Critical infrastructure including power plants and utilities has become an increasing target of cyber attack over the past five years or so. In fact, the CIA has linked at least one widespread power outage affecting multiple cities outside of the United States to cyber attack.
While attacks by criminals and terrorists are most alarming, threats can also come from other groups such as disgruntled employees or competitors. Cyber incidents can also occur by accident without the involvement of third parties. For example, last summer, a botched software update on a single computer caused a power plant in Georgia to shut down for two days, strongly revealing the need for airtight security policies and employee training for all utilities.
At the same time that criminals and terrorists begin to hone in on utilities as targets of sophisticated cyber attacks, utility networks are becoming more open and connected to the Internet to achieve self-healing smart grids. Smart grid can be defined as an intelligent system of automated devices and advanced sensors that create a self-healing network and allow for the incorporation of alternative energy sources into the grid to provide more sustainable energy for the future. A large component of smart grid is the use of Supervisory Control and Data Acquisition (SCADA) technology, which allows for the remote control of systems via the Internet. While most systems in the IT world are now more secure and prepared to handle the evolving threat landscape, control systems were not built with these types of sophisticated attacks in mind and therefore do not contain the same safeguards as other systems. Connecting them to open business systems makes them very vulnerable to intrusions. In other words, the smart grid is unfortunately not yet smart enough to resist cyber attacks.
Additional factors contributing to the severe danger of cyber incidents on utilities include the fact that cyber attacks are often not easily recognized, and can therefore be difficult to identify and remediate, as well as the fact that utilities like water and electricity are vital to our daily lives, and their disruption can cause significant equipment and environmental impacts including death.
In addition to dealing with evolving threats, utilities are now forced to take a closer look at cyber security due to impending legislation that will make it a requirement. Government agencies such as the Federal Energy Regulatory Commission (FERC), self-regulatory organizations like the North American Electric Reliability Corporation (NERC), and state public utility and service commissions currently regulate and enforce reliability standards and policies for electricity generation and transmission. All of these organizations are in the process of investigating and developing more advanced cyber security and critical infrastructure protection (CIP) policies, as well as potentially moving into the regulation of electricity distribution.
All of these factors, combined with the Obama administration's heightened focus on critical infrastructure protection, of which cyber security will play a major role, are creating a perfect storm for utilities operators in terms of cyber security.

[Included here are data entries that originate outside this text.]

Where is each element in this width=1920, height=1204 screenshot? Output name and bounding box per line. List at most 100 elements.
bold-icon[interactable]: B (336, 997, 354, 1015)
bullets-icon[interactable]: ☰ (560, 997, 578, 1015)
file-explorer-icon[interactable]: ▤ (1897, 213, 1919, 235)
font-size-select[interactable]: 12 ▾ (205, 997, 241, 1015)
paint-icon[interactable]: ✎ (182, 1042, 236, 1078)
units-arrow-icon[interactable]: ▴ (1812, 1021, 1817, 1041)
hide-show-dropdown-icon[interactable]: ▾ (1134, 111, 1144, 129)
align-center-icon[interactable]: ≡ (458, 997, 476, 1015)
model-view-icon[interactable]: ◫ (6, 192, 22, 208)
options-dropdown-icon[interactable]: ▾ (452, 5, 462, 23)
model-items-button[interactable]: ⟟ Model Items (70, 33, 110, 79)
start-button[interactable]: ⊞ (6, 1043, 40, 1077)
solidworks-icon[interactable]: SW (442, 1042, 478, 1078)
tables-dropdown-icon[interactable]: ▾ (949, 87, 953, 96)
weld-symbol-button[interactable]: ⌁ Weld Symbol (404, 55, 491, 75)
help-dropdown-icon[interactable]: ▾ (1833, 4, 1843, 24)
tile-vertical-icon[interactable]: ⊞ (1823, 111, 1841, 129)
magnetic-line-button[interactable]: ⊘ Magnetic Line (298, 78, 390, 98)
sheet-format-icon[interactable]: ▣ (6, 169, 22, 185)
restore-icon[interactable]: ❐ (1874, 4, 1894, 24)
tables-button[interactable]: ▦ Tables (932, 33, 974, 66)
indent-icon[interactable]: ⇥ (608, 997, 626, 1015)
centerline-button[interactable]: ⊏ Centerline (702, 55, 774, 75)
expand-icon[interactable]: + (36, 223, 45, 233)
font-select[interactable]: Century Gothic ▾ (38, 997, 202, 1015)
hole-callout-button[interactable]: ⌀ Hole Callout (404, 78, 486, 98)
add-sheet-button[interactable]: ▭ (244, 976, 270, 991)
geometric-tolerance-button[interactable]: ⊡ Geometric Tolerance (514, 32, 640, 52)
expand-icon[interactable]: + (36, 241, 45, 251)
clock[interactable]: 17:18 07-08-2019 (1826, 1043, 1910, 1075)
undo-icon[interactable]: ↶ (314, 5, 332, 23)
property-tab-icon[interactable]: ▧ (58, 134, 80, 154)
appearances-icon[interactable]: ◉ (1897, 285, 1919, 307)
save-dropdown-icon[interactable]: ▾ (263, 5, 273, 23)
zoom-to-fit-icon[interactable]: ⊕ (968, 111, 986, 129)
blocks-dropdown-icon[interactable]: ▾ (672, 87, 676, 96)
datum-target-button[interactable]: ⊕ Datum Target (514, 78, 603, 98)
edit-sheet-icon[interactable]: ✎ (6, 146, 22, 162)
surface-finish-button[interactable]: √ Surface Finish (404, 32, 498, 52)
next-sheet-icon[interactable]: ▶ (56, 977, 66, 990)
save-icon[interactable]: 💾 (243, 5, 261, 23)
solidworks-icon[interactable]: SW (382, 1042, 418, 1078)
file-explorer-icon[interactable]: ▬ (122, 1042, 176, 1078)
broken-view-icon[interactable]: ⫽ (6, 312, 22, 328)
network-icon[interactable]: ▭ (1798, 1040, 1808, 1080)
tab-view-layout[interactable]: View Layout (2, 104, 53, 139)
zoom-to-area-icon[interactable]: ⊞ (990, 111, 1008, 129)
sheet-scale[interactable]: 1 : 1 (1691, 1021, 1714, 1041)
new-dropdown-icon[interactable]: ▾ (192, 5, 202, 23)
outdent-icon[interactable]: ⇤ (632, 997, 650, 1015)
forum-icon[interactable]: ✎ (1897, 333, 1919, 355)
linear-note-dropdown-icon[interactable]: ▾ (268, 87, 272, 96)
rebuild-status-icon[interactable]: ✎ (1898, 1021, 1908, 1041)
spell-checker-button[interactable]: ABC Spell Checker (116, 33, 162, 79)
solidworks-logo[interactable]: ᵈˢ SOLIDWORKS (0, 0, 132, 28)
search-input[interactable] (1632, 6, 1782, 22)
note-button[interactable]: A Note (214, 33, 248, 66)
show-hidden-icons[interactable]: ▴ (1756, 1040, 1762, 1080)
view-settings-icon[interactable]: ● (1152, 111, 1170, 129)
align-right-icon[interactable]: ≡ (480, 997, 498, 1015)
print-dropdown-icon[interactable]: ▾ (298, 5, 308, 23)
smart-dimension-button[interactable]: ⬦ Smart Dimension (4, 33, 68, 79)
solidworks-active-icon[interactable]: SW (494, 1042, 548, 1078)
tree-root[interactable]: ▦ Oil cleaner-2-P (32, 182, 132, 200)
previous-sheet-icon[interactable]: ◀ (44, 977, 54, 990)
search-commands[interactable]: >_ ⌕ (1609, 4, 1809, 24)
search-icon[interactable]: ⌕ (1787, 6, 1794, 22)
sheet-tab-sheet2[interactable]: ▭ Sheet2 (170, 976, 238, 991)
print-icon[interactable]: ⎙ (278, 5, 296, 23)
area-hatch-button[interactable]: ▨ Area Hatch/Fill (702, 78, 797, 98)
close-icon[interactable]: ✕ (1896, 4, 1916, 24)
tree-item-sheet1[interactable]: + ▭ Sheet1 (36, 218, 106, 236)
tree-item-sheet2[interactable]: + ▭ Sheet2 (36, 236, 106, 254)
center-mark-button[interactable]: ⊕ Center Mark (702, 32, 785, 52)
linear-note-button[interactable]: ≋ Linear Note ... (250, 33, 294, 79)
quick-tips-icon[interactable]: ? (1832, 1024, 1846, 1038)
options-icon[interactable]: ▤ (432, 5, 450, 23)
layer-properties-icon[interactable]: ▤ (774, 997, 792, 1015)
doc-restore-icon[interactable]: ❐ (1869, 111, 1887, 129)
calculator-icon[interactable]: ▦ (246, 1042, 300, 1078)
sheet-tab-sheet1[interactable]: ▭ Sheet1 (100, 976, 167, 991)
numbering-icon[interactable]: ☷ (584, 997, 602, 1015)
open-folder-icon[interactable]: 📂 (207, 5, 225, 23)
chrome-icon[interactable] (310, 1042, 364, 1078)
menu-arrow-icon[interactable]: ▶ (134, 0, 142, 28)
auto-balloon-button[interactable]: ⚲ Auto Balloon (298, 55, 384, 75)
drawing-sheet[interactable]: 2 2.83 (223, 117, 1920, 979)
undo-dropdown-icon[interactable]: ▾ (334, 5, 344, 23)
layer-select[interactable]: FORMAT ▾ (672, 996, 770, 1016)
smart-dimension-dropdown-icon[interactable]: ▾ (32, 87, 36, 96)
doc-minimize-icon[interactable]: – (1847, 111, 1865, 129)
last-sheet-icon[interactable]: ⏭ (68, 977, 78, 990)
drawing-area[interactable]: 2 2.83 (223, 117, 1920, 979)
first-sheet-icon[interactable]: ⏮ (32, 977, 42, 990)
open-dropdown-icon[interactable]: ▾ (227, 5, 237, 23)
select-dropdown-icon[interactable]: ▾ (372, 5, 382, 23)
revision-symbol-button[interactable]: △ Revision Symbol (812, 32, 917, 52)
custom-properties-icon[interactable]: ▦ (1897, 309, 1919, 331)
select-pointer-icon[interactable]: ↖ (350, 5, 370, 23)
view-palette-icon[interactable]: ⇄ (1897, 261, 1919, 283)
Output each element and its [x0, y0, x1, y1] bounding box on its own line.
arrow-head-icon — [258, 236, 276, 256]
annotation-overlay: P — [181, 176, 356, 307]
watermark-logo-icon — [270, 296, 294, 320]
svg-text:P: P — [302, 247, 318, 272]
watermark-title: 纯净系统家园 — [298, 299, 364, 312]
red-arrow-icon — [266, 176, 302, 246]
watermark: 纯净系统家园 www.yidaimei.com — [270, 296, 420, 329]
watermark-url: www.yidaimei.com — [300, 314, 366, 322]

It is simply a facet of doing business for utilities that can no longer be ignored or downplayed.
Key steps in developing security plans include:
- identifying critical assets and assessing the risk of each asset to attack;
- developing security management controls such as proactive risk mitigation, enforcement of security policies, change management, centralized control of the security infrastructure, access management, Intrusion Prevention Systems (IPS), Network Access Controls (NAC), Network Access Protection (NAP), application whitelisting, etc.;
- conducting vulnerability tests and remediating weaknesses with tools such as firewall and intrusion prevention technology;
- incorporating security into the product development cycle;
- developing plans, policies, processes and procedures for continued protection;
- developing and executing recurring cyber security awareness and training programs;
- implementing physical security plans for the protection of critical cyber assets;
- developing a standard plan for recording and responding to incidents.
A comprehensive, multi-pronged security approach not only provides utilities with robust protection against attacks and other incidents, but also enables organizations to achieve compliance with necessary government and industry mandates. It is expected that such cyber security mandates and requirements will continue to expand in the coming years, making the development of a comprehensive security plan at the present time even more crucial for all utilities.
Overall, the main message to utilities is that the time to develop, revamp or re-evaluate your cyber security plan is now. As both cyber attackers and utility grids become smarter, security is evolving as a crucial piece of the puzzle. Without a comprehensive security plan, the resiliency and self-healing aspects of the smart grid become obsolete, leaving us with a grid that is not only very porous and unintelligent, but also quite dangerous.